36:貴様っ、見ているな!
という訳で澪ちゃん編です。体調崩したので書き上げるのが遅くなったけど、予約投稿には間に合って良かったです。
私がエルフになってから1ヶ月が過ぎた。まあ、戸惑いながらも変わっていくもの、変わらないものはあるわけでそんなものに囲まれながら日々を過ごしている。そんな中で常々疑問に思っている事がある。水無月澪。クズ男から助けてよりこっち、妙に私に懐いてくる子である。いや、それだけならばまだいいのだ。問題は「謎な部分が多過ぎる」という所。最早ストーカーの一言では処理できないくらいになってる。……いや、ストーカーで放置しちゃダメなんだろうけど。
「で、あたしにどうしろと?」
「どうしろって訳じゃないけど、ハルに相談に乗って欲しくってさ」
と、彼女のマンションを片付けながら言った。空き缶を飲みっぱなしで転がすな! 服はちゃんとハンガーに掛けろ!
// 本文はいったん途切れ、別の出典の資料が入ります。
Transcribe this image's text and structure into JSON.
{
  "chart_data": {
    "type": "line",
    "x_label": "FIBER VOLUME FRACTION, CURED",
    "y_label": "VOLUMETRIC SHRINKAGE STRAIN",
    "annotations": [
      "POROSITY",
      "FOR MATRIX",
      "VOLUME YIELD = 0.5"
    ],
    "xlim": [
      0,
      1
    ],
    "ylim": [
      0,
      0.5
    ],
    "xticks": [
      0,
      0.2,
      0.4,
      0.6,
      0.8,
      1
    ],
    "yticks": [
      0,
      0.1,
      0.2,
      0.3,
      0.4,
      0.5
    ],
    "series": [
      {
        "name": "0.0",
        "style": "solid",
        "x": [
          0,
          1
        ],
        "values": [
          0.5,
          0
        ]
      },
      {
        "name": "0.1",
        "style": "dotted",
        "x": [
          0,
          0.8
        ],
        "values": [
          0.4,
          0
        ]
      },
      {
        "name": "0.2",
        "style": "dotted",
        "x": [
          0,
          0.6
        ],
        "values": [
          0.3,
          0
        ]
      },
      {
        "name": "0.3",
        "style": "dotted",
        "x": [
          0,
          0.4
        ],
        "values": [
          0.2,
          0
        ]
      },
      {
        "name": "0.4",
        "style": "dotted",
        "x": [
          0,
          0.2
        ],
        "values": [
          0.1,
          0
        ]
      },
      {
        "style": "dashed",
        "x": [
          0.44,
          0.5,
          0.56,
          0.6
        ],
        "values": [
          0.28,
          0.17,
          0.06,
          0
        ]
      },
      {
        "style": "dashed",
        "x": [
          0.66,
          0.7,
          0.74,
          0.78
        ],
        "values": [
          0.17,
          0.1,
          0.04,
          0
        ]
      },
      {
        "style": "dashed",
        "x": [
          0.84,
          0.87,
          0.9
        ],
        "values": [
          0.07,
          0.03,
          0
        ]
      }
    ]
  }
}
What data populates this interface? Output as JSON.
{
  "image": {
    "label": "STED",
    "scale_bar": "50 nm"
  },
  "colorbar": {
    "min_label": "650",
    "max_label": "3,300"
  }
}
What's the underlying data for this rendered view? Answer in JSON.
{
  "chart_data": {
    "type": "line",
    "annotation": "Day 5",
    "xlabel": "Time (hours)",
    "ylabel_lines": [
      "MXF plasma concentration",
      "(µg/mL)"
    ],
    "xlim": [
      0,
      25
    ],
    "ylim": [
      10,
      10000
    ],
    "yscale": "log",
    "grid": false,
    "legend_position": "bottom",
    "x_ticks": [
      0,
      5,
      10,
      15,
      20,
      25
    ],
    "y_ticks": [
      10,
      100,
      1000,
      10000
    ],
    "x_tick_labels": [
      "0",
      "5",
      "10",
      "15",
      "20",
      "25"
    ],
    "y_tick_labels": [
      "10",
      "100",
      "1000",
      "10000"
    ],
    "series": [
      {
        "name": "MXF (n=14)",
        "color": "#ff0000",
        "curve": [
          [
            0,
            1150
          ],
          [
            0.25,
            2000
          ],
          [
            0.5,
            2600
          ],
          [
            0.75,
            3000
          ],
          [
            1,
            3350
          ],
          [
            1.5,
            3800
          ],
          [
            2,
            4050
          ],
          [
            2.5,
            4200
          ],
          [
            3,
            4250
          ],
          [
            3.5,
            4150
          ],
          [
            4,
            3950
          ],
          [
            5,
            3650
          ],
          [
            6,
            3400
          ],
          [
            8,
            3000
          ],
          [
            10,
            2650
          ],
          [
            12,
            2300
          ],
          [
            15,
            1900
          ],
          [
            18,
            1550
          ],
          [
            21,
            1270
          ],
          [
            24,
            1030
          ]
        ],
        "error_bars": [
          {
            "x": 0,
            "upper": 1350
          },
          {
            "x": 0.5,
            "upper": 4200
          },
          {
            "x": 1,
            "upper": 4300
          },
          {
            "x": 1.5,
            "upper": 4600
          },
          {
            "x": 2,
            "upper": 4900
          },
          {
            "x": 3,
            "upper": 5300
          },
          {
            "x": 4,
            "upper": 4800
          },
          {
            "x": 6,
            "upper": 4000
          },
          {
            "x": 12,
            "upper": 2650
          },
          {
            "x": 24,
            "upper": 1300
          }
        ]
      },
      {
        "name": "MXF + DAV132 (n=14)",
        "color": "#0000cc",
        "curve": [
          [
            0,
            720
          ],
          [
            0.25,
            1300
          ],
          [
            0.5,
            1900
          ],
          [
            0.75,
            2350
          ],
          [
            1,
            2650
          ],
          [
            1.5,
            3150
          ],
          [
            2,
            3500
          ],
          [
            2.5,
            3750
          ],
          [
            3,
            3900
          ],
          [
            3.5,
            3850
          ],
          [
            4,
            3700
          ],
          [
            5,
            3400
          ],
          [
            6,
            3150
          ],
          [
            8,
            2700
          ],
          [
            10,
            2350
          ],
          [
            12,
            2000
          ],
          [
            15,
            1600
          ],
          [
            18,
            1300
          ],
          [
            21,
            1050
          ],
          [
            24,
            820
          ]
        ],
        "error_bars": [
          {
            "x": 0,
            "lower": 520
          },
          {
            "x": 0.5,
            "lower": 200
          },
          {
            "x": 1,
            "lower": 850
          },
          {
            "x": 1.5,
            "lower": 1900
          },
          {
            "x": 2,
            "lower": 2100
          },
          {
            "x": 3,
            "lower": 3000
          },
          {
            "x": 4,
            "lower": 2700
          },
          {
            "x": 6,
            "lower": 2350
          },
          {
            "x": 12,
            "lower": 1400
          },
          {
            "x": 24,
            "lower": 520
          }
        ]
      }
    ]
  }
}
「んー? そりゃまあ調べる事は出来ると思うけど、それなら魔法使って調べたらいいんじゃないの?」
「うーん、やっぱそれが手っ取り早いんかなあ?」
「だって、普通の高校生とか名前で検索しても出てこな……うぇっ!?」
カタカタキーボードを叩いてた(私に片付けさせながらパソコンしてたんだよねえ)ハルが素っ頓狂な声を上げた。
「どうしたん?」
「いや、ひとみん、こ、これ……」
言われてパソコンの画面を見るとそこにはあのお嬢様の顔が。ハッキングでもしたのかと思って画面をよく見た。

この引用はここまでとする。